O mundo da música sempre trouxe figuras ambíguas e inatingidas, tal como realezas e deuses. E ao falar de música e realeza, não podemos deixar de falar de Elvis Aaron Presley (1935 - 1977), o mais mortal daqueles que já pisaram no Monte Olimpo.
Vindo do subúrbio do sul de um segregado Estados Unidos da América, em um contexto de marcas culturais ainda não superadas pelo país, o jovem branco loiro cresceu cercado pela música expressada pela comunidade negra e foi conquistando simpatia e ódio.
Com o rebolar sensual do quadril e a mexida de pernas inquietantes, atos vistos como pervertidos por grande parte de sociedade americana, juntamente com um timbre inigualável e baladas apaixonantes, Elvis construiu-se único desde o princípio.
Mas assim como Icarus, Presley chegou perto demais do sol, e experimentou um desastre retubante. São estes dois Elvis que o diretor e roteirista Jason Hehir apresenta em "O Retorno do Rei: Queda e Ascensão de Elvis Presley", documentário lançado pela Netflix no último dia 13.
O cantor de Mississippi, identificado intimamente em Memphis, alcançou projeção de sucesso como nunca visto antes e vivenciou a dificuldade de adaptação à medida que o tempo avançou e ele parecia ficar para trás.
Por meio de relatos de amigos pessoais, da viúva Priscilla Presley, de historiadores, músicos e observadores, o documentário despe Elvis e o apresenta como ele nunca quis transparecer. O autoconfiante e performático artista nos palcos era inseguro e nervoso, como qualquer outro.
O foco do longa é mostrar a ascensão nos anos 1950 até ele cair na armadilha de se afastar dos palcos, seja para servir o exército americano ou para postular um espaço entre os grandes astros de Hollywood e cair do pedestal em que se colocou.
Preso na sua pretensão de ser um Steve McQueen ou Marlon Brando, além das armadilhas do ambicioso agente Coronel Tom Parker, Elvis transformou-se em uma caricatura de si mesmo, fazendo repetidos e muitos filmes fracos.
Desta fase, alguns hits de músicas feitas para os longas mantiveram o astro vivo, como "Can't Help Falling in Love", seu maior sucesso, "Trouble", "Jailhouse Rock", e até "Kiss Me Quick", muito famosa no Brasil.
O tempo foi passando. A América, assim como o restante do mundo, passava por fortes mudanças, até que, então, Elvis Presley não era a mais nova sensação. Quatro jovens britânicos surgiam como um meteoro chamado The Beatles. Para eles, Elvis era uma referência, e para o mundo, Elvis era ultrapassado.

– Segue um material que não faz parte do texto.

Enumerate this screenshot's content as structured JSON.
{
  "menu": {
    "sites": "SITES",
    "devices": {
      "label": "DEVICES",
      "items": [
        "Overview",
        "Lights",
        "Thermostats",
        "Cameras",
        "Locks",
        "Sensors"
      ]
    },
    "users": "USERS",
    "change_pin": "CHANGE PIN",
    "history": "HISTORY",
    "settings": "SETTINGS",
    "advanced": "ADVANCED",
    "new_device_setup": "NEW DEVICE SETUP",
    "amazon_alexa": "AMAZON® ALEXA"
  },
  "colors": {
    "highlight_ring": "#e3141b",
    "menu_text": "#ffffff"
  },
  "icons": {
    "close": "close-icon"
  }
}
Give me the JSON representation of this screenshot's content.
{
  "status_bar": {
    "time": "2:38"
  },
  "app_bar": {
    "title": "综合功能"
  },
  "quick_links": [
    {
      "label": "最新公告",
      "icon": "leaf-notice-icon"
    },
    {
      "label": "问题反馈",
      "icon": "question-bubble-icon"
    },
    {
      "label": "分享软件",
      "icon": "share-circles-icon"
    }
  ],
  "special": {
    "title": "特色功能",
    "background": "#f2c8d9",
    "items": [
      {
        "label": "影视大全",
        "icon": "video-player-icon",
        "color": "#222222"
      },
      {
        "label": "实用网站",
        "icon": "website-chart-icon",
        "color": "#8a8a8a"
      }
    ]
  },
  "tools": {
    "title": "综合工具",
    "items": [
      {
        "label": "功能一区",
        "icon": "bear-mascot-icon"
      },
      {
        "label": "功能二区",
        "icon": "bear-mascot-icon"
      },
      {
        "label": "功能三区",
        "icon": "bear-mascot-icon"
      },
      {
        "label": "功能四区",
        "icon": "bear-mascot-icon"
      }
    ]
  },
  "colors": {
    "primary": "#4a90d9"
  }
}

A produção cinematográfica é sensível e feliz ao mostrar o cantor inseguro por meio dos relatos de quem o acompanhou tão de perto. Além disso, a voz irreconhecível dele aparece para dar os seus pitacos e não deixar que ninguém em seu próprio documentário minta.
Acompanhando tudo isso, Elvis percebe que, para um retorno triunfante, ele precisa também voltar às suas origens e fazer o que mais gosta. Era no gospel em que ele se inspirava e se sentia feliz, já no rock ele se mostrava para o mundo.
Tal abordagem foi semelhantemente representada em "Elvis (2022)", cinebiografia dirigida por Baz Luhrmann, que comenta suas impressões sobre o rei. Mas o documentário é mais cru e menos fantasioso, o que torna Elvis mais humano.
Para o seu regresso espetacular, Presley juntou tudo isso no especial de TV transmitido pela NBC no final de 1968. De couro preto, cantando gospel e rock, o tímido e inseguro Elvis cheio de falhas se apresenta para poucas centenas de pessoas presencialmente, mas milhares em toda a América, e mostra sua melhor versão.
Livre, leve e solto, as pernas trêmulas voltam a dançar e seduzir o público. Elvis Presley resgata o que de melhor teve e teria. O final já é sabido, o rei sucumbe a si mesmo e deixa o trono sem herdeiro deste então. Mas como deuses, nunca morre.